Washington, 21/05/25 (Más).- El gobierno de Estados Unidos, encabezado por el presidente Donald Trump, negocia un acuerdo con la República Democrática del Congo (RDC) y Ruanda para frenar el conflicto armado que afecta al noreste del territorio congoleño, con el objetivo de asegurar el acceso preferente a minerales estratégicos esenciales para la industria tecnológica estadounidense.
Entre los materiales contemplados en el acuerdo se encuentran el cobalto, el litio, el tantalio y el estaño, de los cuales ambos países africanos poseen grandes reservas.
El pacto, en fase de negociación, plantea que a cambio de facilitar a empresas estadounidenses la explotación de estos recursos, la administración Trump se comprometería a promover un acuerdo de paz, garantizar la integridad territorial de la RDC, actualmente amenazada por el grupo rebelde M23 con apoyo del gobierno ruandés, y a fomentar inversiones privadas en infraestructura como carreteras, presas y ferrocarriles.

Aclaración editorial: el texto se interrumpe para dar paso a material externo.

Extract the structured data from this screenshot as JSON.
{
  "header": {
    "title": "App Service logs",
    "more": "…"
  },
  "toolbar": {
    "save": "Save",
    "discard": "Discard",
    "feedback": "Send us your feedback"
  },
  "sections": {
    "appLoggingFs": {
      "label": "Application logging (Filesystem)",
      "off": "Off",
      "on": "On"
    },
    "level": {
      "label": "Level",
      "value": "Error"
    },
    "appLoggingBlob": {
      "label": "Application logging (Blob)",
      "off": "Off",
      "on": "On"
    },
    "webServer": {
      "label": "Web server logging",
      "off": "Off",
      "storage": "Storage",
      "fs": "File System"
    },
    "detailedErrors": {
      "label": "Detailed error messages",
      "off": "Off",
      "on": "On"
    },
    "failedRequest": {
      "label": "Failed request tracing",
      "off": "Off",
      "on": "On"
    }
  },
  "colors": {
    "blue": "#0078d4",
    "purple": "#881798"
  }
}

El empresario Massad Boulos, asesor principal para África y consuegro del presidente Trump, ha liderado las gestiones en representación del gobierno estadounidense. En un mensaje publicado en la red social X, Boulos anunció haber recibido el primer borrador de la propuesta de paz, aunque no se detallaron los contenidos del documento.
Paralelamente, el grupo estadounidense Nathan Trotter firmó un acuerdo con Trinity Metals, operadora de la mayor mina de estaño en Ruanda, para establecer una cadena de suministro continua de este mineral hacia Estados Unidos.
De acuerdo con la oficina de recursos energéticos del Departamento de Estado de Estados Unidos, este tipo de acuerdos fortalece la relocalización industrial del país, incrementa su seguridad nacional y favorece su desarrollo económico.
La ofensiva del grupo armado M23 se ha intensificado desde finales del año pasado, y en los primeros meses de 2025 capturó las ciudades de Goma y Bukavu, sin que los esfuerzos internacionales por lograr un alto el fuego hayan tenido éxito hasta el momento.
Según información publicada por The Wall Street Journal, el presidente congolés Félix Tshisekedi solicitó formalmente apoyo militar a Estados Unidos mediante una carta enviada a Trump el 8 de febrero, a cambio de acceso a sus recursos minerales.
La respuesta de Washington fue una gira de Boulos por Congo, Ruanda, Kenia y Uganda, en la que delineó una estrategia de intervención centrada en acuerdos económicos ligados a condiciones de transparencia jurídica y estabilidad política.
“Impulsar la inversión del sector privado estadounidense en la RDC, particularmente en el sector minero, es un objetivo compartido que hará a ambos países más prósperos”, dijo Boulos en una comparecencia de prensa. Añadió que se trata de una propuesta de beneficio mutuo, en la que Estados Unidos no solo facilitará la inversión privada, sino que brindará respaldo institucional.
Actualmente, la mayoría de los minerales extraídos en RDC tienen como destino a China. Boulos manifestó su intención de revertir esta situación con el nuevo acuerdo. “Con el tiempo, el pueblo congoleño verá quiénes son sus mejores socios”, aseguró. El portavoz del gobierno congolés, Patrick Muyaya, confirmó la existencia de estas negociaciones.
El acuerdo también contempla a Ruanda. Según Boulos, aunque el Congo tiene más recursos, Ruanda posee capacidades relevantes en el área minera. Como primer resultado tangible, a finales de abril, los ministros de Exteriores de ambos países, Thérèse Kayikwamba Wagner por la RDC y Olivier Nduhungirehe por Ruanda, firmaron en Washington una declaración de principios en presencia del secretario de Estado, Marco Rubio. La declaración fue presentada como un paso previo al acuerdo definitivo de paz.
El jueves pasado, Boulos reiteró en la red social X su respaldo al borrador recibido por ambas partes y confió en que esto permitirá avanzar hacia la concreción del acuerdo. “Acojo con satisfacción el borrador de la propuesta de paz recibida tanto de la República Democrática del Congo como de Ruanda. Este es un paso importante hacia el cumplimiento de los compromisos asumidos en la Declaración de Principios, y cuento con su compromiso constante para lograr la paz”, publicó. La administración Trump busca, con este enfoque, reducir su dependencia de minerales procesados en Asia y consolidar alianzas estratégicas en África, al tiempo que fortalece su presencia en un continente donde China ha tenido una influencia dominante en las últimas décadas. Las negociaciones continúan mientras persiste la ocupación rebelde en ciudades claves del noreste del Congo.